The Enterprise is itself a protagonist in The Next Generation. Each episode's opening voiceover, which states that "these are the voyages of the starship Enterprise," frames the narrative as belonging to the ship rather than the crew. Jonathan Frakes, who played first officer William Riker, said, "When we negotiate our contracts, Paramount's company line is that the ship is in fact the star of the show!"

Starfleet commissions the Galaxy-class USS Enterprise in 2363 under the command of Captain Jean-Luc Picard. The flagship of the United Federation of Planets, it is on a mission "to boldly go where no one has gone before." The crew explores the galaxy and makes first contact with several new species, including the Q Continuum and the Borg. A pair of two-part episodes depict a change in command—to William Riker in "The Best of Both Worlds" and Edward Jellico in "Chain of Command"—but leadership reverts to Picard at the end of both arcs.

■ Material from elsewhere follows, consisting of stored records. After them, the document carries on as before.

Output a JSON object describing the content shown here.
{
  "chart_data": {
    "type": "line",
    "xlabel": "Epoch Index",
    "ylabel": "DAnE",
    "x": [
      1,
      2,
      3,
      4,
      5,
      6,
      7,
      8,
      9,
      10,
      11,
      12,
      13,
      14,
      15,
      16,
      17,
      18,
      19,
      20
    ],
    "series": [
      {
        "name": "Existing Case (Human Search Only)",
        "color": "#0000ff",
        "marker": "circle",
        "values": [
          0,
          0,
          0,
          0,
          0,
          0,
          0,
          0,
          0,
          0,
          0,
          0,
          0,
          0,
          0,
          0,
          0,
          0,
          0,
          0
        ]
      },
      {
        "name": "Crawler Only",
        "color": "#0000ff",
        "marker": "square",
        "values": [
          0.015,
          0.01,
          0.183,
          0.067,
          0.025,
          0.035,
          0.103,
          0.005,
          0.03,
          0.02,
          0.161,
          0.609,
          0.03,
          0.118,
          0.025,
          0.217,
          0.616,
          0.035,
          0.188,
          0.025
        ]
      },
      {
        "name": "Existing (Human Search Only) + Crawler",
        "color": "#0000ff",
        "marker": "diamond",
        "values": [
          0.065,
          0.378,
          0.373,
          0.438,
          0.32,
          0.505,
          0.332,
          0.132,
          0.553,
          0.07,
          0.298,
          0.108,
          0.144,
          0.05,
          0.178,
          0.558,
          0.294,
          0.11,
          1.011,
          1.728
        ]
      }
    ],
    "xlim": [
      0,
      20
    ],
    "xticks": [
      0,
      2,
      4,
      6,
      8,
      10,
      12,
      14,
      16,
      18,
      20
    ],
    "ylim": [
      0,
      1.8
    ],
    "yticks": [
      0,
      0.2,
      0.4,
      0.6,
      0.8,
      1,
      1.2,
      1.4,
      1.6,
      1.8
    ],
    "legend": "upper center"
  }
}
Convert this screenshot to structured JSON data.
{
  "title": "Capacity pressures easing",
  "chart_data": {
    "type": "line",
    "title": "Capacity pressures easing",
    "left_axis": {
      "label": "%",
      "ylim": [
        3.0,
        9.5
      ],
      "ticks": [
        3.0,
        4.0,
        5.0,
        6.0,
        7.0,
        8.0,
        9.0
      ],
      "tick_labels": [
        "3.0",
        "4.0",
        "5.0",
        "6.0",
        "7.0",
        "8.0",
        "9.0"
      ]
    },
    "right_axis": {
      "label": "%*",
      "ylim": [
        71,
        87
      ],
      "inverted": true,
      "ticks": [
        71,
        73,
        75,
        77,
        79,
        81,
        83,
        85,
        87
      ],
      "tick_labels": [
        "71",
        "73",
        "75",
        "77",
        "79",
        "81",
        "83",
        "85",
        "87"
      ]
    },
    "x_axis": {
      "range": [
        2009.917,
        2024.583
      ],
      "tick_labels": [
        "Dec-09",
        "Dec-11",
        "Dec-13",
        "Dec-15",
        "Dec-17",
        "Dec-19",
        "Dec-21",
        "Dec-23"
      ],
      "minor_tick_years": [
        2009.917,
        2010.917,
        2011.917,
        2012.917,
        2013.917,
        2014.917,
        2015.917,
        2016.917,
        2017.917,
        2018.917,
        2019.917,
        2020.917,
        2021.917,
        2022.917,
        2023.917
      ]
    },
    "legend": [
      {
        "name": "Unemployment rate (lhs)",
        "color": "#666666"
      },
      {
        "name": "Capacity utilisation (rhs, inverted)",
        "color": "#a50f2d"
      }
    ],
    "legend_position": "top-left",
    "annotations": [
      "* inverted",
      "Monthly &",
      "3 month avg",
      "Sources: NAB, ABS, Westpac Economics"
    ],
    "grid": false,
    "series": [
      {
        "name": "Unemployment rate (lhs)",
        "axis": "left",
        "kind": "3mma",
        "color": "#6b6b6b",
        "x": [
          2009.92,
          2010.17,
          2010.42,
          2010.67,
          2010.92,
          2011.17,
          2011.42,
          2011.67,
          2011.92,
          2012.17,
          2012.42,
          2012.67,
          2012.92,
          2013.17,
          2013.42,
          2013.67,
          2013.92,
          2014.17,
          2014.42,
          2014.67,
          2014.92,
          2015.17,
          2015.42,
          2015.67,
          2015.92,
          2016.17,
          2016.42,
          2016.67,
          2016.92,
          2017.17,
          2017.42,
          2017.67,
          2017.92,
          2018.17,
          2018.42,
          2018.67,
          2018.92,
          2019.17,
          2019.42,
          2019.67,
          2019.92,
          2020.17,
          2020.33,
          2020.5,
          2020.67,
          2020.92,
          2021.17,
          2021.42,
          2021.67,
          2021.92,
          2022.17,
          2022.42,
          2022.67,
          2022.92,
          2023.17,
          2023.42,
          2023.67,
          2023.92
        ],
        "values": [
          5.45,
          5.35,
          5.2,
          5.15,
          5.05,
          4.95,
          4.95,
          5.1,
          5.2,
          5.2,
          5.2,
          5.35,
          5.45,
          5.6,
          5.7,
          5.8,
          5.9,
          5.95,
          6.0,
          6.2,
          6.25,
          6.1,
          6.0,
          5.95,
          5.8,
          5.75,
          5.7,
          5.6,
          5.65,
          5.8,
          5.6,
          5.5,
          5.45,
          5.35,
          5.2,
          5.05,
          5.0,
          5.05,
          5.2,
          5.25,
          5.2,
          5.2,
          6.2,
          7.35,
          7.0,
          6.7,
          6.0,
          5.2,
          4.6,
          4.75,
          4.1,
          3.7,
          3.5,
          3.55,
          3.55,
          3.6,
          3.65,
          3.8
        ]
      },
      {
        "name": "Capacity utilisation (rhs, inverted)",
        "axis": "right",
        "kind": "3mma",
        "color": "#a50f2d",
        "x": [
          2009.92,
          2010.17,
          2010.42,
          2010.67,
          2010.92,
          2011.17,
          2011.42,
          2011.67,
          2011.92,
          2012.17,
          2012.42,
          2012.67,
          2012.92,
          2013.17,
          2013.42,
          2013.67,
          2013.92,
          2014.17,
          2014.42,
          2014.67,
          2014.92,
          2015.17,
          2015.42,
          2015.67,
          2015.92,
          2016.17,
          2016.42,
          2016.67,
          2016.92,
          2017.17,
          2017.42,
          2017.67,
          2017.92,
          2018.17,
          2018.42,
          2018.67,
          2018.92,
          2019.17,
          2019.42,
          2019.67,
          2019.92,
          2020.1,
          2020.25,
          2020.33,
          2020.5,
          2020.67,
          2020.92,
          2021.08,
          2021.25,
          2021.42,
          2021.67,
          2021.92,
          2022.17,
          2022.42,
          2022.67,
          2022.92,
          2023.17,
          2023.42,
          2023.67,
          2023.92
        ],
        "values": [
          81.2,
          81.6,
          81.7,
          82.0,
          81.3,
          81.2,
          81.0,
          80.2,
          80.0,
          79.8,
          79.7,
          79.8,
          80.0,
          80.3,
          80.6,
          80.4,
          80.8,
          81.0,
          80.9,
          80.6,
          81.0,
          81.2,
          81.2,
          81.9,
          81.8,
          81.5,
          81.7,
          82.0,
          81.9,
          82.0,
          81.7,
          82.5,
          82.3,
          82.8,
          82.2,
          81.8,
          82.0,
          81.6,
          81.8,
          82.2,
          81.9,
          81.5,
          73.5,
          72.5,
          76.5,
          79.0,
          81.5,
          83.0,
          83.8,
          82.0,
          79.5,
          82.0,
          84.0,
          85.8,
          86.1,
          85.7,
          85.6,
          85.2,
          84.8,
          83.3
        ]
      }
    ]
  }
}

In 2371, as depicted in Star Trek Generations, the Duras sisters attack and heavily damage the Enterprise. A warp drive coolant leak causes an explosion that destroys the stardrive section. The saucer section crash lands on the surface of Veridian III. The final two episodes of Star Trek: Picard's third season (2023) reveal that the saucer section was later recovered from Veridian III, after which Geordi La Forge spent twenty years restoring the vessel as part of his role as curator of the Starfleet Museum. La Forge used parts from another Galaxy-class ship to rebuild the Enterprise. The older Enterprise is the only Starfleet vessel not tied to a Borg-compromised mainframe, and Picard and his crew use the ship to defeat the Borg. The series finale shows the Enterprise has become part of the Starfleet Museum.

== Critical reaction ==
io9 ranked the Enterprise-D as the fifth best version of the franchise's Enterprises, with Popular Mechanics calling it the third best and SyFy ranking it the second best. Space.com said the Enterprises brief appearance is the highlight of the opening scene of Star Trek: Picards first episode (2020). Vulture described the Enterprise's return in Picard's third season as "perfect", and Collider compared the crew's reunion on the bridge set to "a fever dream."

== Cultural impact ==
In October 2006, the six-foot Enterprise model was auctioned at Christie's, along with other models, props, costumes, and set pieces from the Star Trek franchise. Its projected value was $25,000 to $35,000, but the final sale price was $576,000—the most expensive item in the auction.

The computer voice and conversational system on board the Starship Enterprise in science fiction TV series and movies, beginning with Star Trek: The Original Series and Star Trek: The Next Generation, inspired the Alexa virtual assistant.